In the manufacturing process, the press first forms the outline of the door from PVC sheet 14 mils thick. The router finishes the job, milling the doors with decorative touches. The simulated wood grain runs through the entire sheet, Mills said.
Mills said the sheet comes from Italy. However, citing competitive reasons, he declined to identify the supplier of the sheet or the machinery.
Dura-Oak is a division of Kitchens by D.J. Mills Inc. of Shreveport, La.
Windows use veneer, not wood-grain film
American Pultrusion exhibited under the name of its marketing arm, Comfort Line Inc., at the NARI show. Comfort Line introduced a new fiber-reinforced plastic double-hung window, with an optional interior of red oak. The wood veneer, called FiberFrame, is attached with an adhesive.
``We observed people's grow-ing dissatisfaction with simu-lated wood-grain film interiors on PVC windows,'' said Michael Monaghan, Comfort Line vice president of sales.
Monaghan said the company would not disclose how many extruders or pultrusion machines it runs in Toledo, Ohio.
American Pultrusion and its sister companies, Winter-Seal Corp. and Winter-Seal Vinyl Inc. and American Pultrusion have combined operations under one roof at the 250,000-square-foot plant in Toledo.
The operations had been in two separate locations in the Toledo area. The new headquarters includes manufacturing, warehouse and office and showroom space. The companies moved into the facility last spring.
Winter-Seal fabricates vinyl windows. Winter-Seal Vinyl extrudes vinyl windows for its own use and for sale to 70 North American window fabricators.
Woodlike vinyl siding gaining in popularity
Heartland Building Products and Royal Plastics Group both showed vinyl siding products that resemble wood, continuing a trend in the siding industry.
Heartland of Booneville, Miss., introduced Lite-Shake, a patented line of vinyl siding made to look like wood shake. Lite-Shake is patented in the United States, Canada, Mexico, Europe and Asia.
Features include wide top-nailing fins, a duel self-aligning locking system, multichamber cross-beam construction for strength and torsion resistance and a step-down design that does not require footing preparation or expertise to install.
Heartland is a unit of Jannock Inc. of Pittsburgh, itself a unit of Jannock Ltd. of Toronto.
Royal, headquartered in Weston, Ontario, showed Woodland 16, a brand of vinyl siding with a low-gloss, cedar wood-grain finish.
Dayton Technologies offers new services
Vinyl window extruder Dayton Technologies unveiled two advanced engineering services for its fabricator customers.
Dayton now offers rapid prototyping using sterolithography equipment at the Pittsburgh technical center of its parent, Aluminum Co. of America.
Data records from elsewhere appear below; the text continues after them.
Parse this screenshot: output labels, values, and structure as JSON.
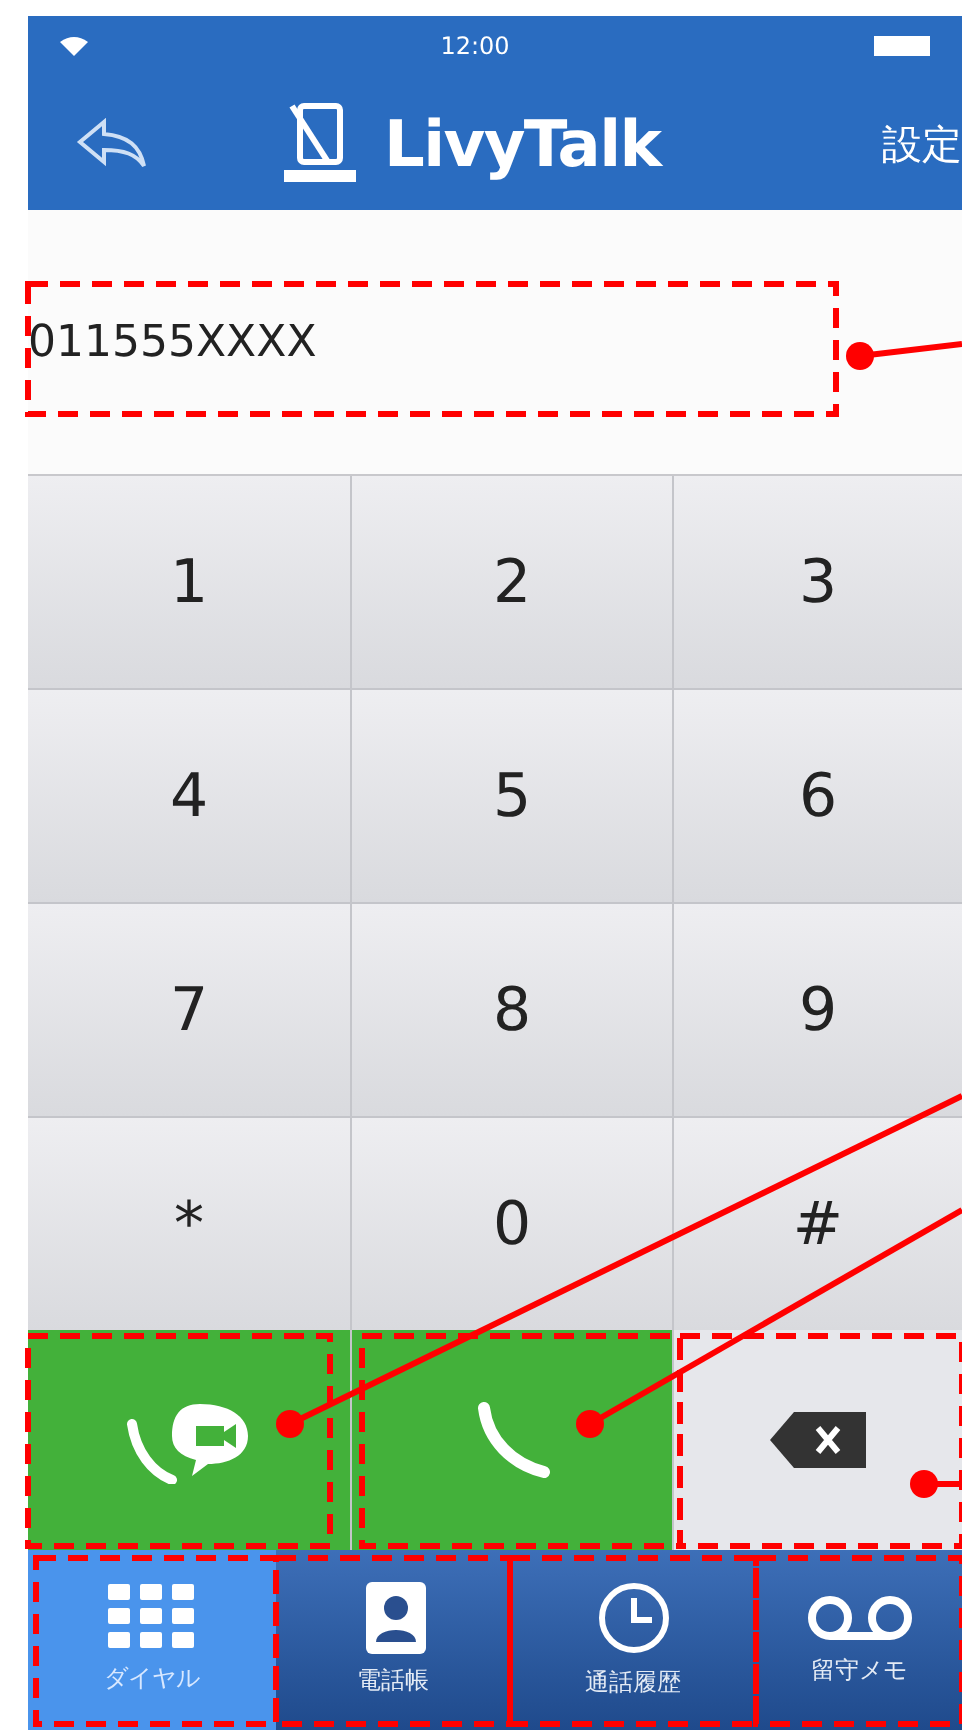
{
  "status_bar": {
    "time": "12:00"
  },
  "nav": {
    "title": "LivyTalk",
    "settings": "設定"
  },
  "number_field": {
    "value": "011555XXXX"
  },
  "keys": [
    "1",
    "2",
    "3",
    "4",
    "5",
    "6",
    "7",
    "8",
    "9",
    "*",
    "0",
    "#"
  ],
  "actions": [
    {
      "kind": "video_call"
    },
    {
      "kind": "call"
    },
    {
      "kind": "delete"
    }
  ],
  "tabs": [
    {
      "label": "ダイヤル",
      "kind": "dial",
      "selected": true
    },
    {
      "label": "電話帳",
      "kind": "contacts",
      "selected": false
    },
    {
      "label": "通話履歴",
      "kind": "history",
      "selected": false
    },
    {
      "label": "留守メモ",
      "kind": "voicemail",
      "selected": false
    }
  ]
}
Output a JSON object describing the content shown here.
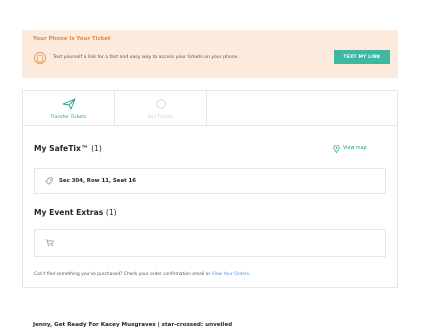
{
  "banner": {
    "title": "Your Phone Is Your Ticket",
    "text": "Text yourself a link for a fast and easy way to access your tickets on your phone.",
    "button_label": "TEXT MY LINK"
  },
  "tabs": [
    {
      "label": "Transfer Tickets"
    },
    {
      "label": "Sell Tickets"
    }
  ],
  "safetix": {
    "title": "My SafeTix™",
    "count": "(1)",
    "view_map_label": "View map",
    "seat": "Sec 304, Row 11, Seat 16"
  },
  "extras": {
    "title": "My Event Extras",
    "count": "(1)"
  },
  "help": {
    "text": "Can't find something you've purchased? Check your order confirmation email or ",
    "link": "View Your Orders",
    "end": "."
  },
  "event_heading": "Jenny, Get Ready For Kacey Musgraves | star-crossed: unveiled",
  "colors": {
    "accent": "#3fb8a3",
    "banner_bg": "#fcebdd",
    "banner_title": "#e58a3b",
    "link": "#5a8fd8"
  }
}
The process can turn a computer drawing of a window design into a three-dimensional part in several hours.
Dayton Technologies also announced its Fast Access System Technology, which enables customers to access technical drawings and documents with their fax machines, 24 hours a day, seven days a week.
The company, based in Monroe, Ohio, recently changed its name from Dayton Extruded Plastics.